Responsible Leadership Drives Positive Change

I had the incredible opportunity to address Special Olympics Youth Leaders alongside the remarkable (and quite famous!) Hanna Joy Atkinson, a Sargent Shriver International Global Messenger, accomplished athlete, and passionate advocate of women’s rights. Together, we explored the importance of responsible leadership and the power of raising our voices to drive positive change. We talked about the true legacy of the World Games: changing mindsets and implementing tangible programs that profoundly impact the lives of people with ID.

Presenting with Hanna Joy Atkinson, a Sargent Shriver International Global Messenger for Special Olympics

And the biggest driver of change — we know — is education. Education provides people with ID with the skills they need to be successful, while fostering greater understanding among those without ID. It empowers us to create truly inclusive environments.

This experience was truly extraordinary, and it touched me on a profound and personal level. I only wish I could convey how magical it was. What I witnessed firsthand, and had the privilege to contribute to, epitomized what we all strive for — to do well and to do good.

The unwavering dedication of Forum organizers, volunteers, and participants to make our world a better place — one in which every individual is valued and given opportunities to grow and succeed — left me in awe. It was a true honor to represent Skillsoft and reflect on the remarkable contributions we can make, both as part of an organization and as individuals.

Representing Skillsoft at the Global Forum for Inclusion

A Personal Commitment to Action

During his Forum keynote, Dr. Tim Shriver, head of the Special Olympics International Board of Directors, urged listeners to make a personal commitment to move from a mindset of inclusion to action. He encouraged us to digitally sign a formal declaration and pledge to undertake three acts of inclusion within our communities, acknowledging that even small actions can have a big impact.

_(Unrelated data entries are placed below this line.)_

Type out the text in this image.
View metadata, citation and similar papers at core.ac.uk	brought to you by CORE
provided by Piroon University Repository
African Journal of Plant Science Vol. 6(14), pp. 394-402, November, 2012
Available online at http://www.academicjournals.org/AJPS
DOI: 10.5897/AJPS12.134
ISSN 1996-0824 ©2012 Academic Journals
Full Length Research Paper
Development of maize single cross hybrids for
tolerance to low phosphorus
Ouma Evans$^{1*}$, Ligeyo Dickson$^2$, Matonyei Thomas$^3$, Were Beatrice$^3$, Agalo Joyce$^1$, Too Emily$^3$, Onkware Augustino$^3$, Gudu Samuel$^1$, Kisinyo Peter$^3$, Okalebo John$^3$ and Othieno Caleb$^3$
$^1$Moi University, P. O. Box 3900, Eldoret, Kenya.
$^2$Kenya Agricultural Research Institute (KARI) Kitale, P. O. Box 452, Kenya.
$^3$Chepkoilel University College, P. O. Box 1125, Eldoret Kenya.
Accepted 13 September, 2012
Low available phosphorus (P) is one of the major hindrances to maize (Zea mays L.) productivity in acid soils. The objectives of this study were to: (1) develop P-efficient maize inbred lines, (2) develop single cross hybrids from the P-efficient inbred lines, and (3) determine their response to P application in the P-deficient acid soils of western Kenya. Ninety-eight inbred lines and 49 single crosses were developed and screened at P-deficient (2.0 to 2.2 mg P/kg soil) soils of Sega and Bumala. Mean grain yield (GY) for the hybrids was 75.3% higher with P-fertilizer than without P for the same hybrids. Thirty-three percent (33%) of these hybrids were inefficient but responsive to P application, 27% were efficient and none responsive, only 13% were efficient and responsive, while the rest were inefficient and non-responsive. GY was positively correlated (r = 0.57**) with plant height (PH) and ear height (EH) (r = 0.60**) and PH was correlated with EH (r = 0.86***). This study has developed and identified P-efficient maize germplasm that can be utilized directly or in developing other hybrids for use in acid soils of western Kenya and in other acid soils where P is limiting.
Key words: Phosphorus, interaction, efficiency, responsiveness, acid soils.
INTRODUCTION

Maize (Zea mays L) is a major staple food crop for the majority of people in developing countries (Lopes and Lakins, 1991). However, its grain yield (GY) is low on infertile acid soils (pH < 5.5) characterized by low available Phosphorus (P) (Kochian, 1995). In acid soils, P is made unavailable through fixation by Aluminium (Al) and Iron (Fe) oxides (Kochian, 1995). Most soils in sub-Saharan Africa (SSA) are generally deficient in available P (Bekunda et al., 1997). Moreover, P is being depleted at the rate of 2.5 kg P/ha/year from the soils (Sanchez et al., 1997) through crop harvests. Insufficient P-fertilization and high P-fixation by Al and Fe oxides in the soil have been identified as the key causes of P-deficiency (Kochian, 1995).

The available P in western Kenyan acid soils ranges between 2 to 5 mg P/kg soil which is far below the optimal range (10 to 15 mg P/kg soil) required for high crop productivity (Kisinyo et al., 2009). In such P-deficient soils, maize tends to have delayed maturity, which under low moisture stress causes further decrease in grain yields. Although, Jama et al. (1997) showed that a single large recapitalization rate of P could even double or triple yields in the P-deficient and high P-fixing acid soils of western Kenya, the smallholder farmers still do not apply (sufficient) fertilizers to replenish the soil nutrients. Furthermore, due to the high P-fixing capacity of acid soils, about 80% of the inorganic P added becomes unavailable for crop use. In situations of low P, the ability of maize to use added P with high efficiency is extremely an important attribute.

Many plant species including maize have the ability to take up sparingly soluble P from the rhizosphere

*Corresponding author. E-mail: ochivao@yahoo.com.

Meeting with Dr. Tim Shriver, head of the Special Olympics International Board of Directors, and a young Special Olympics athlete

And so, I would like to share my commitments, both on a personal level and on behalf of our organization:

  1. With my family, I pledge to donate our time as volunteers and contribute to our local Special Olympics chapter.
  2. I will share broadly the Unified Leadership Leadercamp we produced with Special Olympics, which is available for replay along with the courses we produced in partnership with Special Olympics in 2021: Embracing the Power of Diversity and Inclusion featuring Special Olympics and Great Leaders Must be Inclusive featuring Special Olympics.
  3. I will continue to be an advocate of — and support — our Special Olympics partnership here at Skillsoft. I also encourage everyone to attend our upcoming fall Unified Leadership Leadercamp — stay tuned for more information!

If you are interested in making your own declaration, you can do so here.

And if this hasn’t inspired you enough, I’ll leave you with a profound thought from my fellow speaker and newfound friend, Hanna Joy Atkinson:

As leaders of change, we should be inspiring joy, acceptance, and empowerment. Everyone has a right to their place in this world. Inclusion is about acceptance, valuing all people, and listening to unique perspectives.”